Vu la procédure suivante :
Procédure contentieuse antérieure :
La société anonyme à responsabilité limitée Canela a demandé au juge des référés du tribunal administratif de Montpellier, sur le fondement de l'article R. 541-1 du code de justice administrative, de condamner la communauté de communes Les Avants-Monts à lui verser, à titre de provision, la somme de 15 723,50 euros.
Par ordonnance n° 2203626 du 18 avril 2023, le juge des référés du tribunal administratif de Montpellier a rejeté sa demande.

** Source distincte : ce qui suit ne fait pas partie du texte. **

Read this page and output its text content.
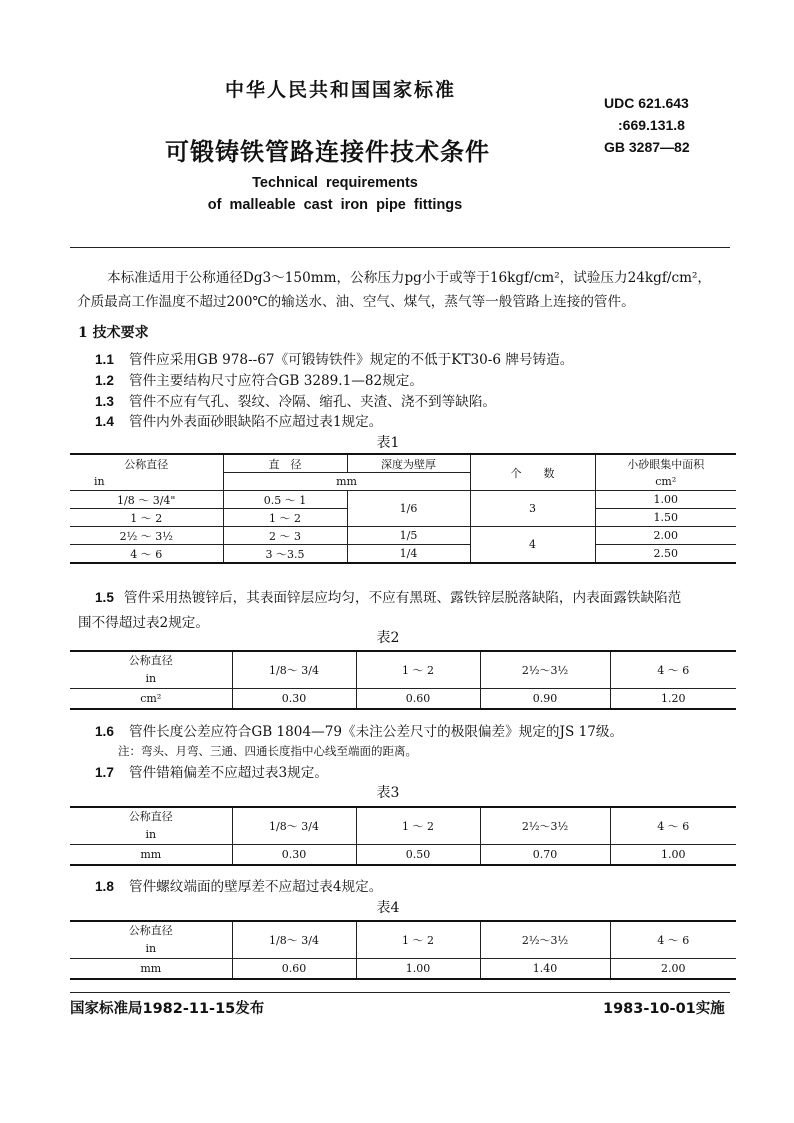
中华人民共和国国家标准
UDC 621.643
:669.131.8
GB 3287—82
可锻铸铁管路连接件技术条件
Technical requirements
of malleable cast iron pipe fittings
本标准适用于公称通径Dg3～150mm，公称压力pg小于或等于16kgf/cm²，试验压力24kgf/cm²，
介质最高工作温度不超过200℃的输送水、油、空气、煤气，蒸气等一般管路上连接的管件。
1 技术要求
1.1 管件应采用GB 978--67《可锻铸铁件》规定的不低于KT30-6 牌号铸造。
1.2 管件主要结构尺寸应符合GB 3289.1—82规定。
1.3 管件不应有气孔、裂纹、冷隔、缩孔、夹渣、浇不到等缺陷。
1.4 管件内外表面砂眼缺陷不应超过表1规定。
表1
公称直径	直　径	深度为壁厚	个　　数	小砂眼集中面积
in	mm			cm²
1/8 ～ 3/4"	0.5 ～ 1	1/6	3	1.00
1 ～ 2	1 ～ 2			1.50
2½ ～ 3½	2 ～ 3	1/5	4	2.00
4 ～ 6	3 ～3.5	1/4		2.50
1.5 管件采用热镀锌后，其表面锌层应均匀，不应有黑斑、露铁锌层脱落缺陷，内表面露铁缺陷范
围不得超过表2规定。
表2
公称直径
in	1/8～ 3/4	1 ～ 2	2½～3½	4 ～ 6
cm²	0.30	0.60	0.90	1.20
1.6 管件长度公差应符合GB 1804—79《未注公差尺寸的极限偏差》规定的JS 17级。
注：弯头、月弯、三通、四通长度指中心线至端面的距离。
1.7 管件错箱偏差不应超过表3规定。
表3
公称直径
in	1/8～ 3/4	1 ～ 2	2½～3½	4 ～ 6
mm	0.30	0.50	0.70	1.00
1.8 管件螺纹端面的壁厚差不应超过表4规定。
表4
公称直径
in	1/8～ 3/4	1 ～ 2	2½～3½	4 ～ 6
mm	0.60	1.00	1.40	2.00
国家标准局1982-11-15发布	1983-10-01实施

Procédure devant la cour :
Par une requête, enregistrée le 26 avril 2023, la société Canela, représenté par Me Pion Riccio, demande au juge des référés de la cour :
1°) d'annuler cette ordonnance du 18 avril 2023 du juge des référés du tribunal administratif de Montpellier ;
2°) de condamner la communauté de communes Les Avants-Monts à lui verser, à titre de provision, la somme de 15 723,50 euros ;
3°) de mettre à la charge de cette communauté de communes une somme de 2 500 euros au titre de l'article L. 761-1 du code de justice administrative.
Elle soutient que :
- c'est à tort que le premier juge a estimé qu'elle n'était pas fondée à se prévaloir de l'existence d'un décompte général tacite ;
- ainsi, la réception n'a pas été prononcée sous réserves, contrairement à ce que l'ordonnance attaquée relève ;
- de plus, le projet de décompte final a été transmis dans le délai prévu par les stipulations du cahier des clauses administratives générales ;
- en raison de ce que la réception de l'ouvrage a été prononcée le 1er décembre 2021 sans réserve concernant les travaux dont l'exécution lui avait été confiée, contrairement à ce que prétend l'intimée, et après l'écoulement d'un délai de 30 jours, elle a transmis au maître d'œuvre et au maître d'ouvrage un projet de décompte final ; comme elle n'a pas reçu ensuite la notification du décompte général par le maître d'œuvre, et en application des dispositions de l'article 13.4.4 du CCAG travaux, elle a notifié au maître d'ouvrage un projet de décompte général ; or, le représentant du pouvoir adjudicateur ne lui a pas notifié le décompte général dans le délai de dix jours visé à l'article 13.4.4 du cahier des clauses administratives générales applicable aux marchés publics de travaux ; par voie de conséquence, le projet de décompte général est devenu, le 9 juin 2022, le décompte général et définitif du marché ; elle détient donc une créance non sérieusement contestable de 15 723,50 euros sur la communauté de communes intimée ;
- elle a transmis, par ailleurs, une réclamation préalable, bien que cette formalité exigée à l'article 50.1.1 de l'arrêté du 8 septembre 2009 portant approbation du cahier des clauses administratives générales applicables aux marchés publics de travaux, ne soit pas ici applicable en raison de la survenance du décompte général et définitif du marché.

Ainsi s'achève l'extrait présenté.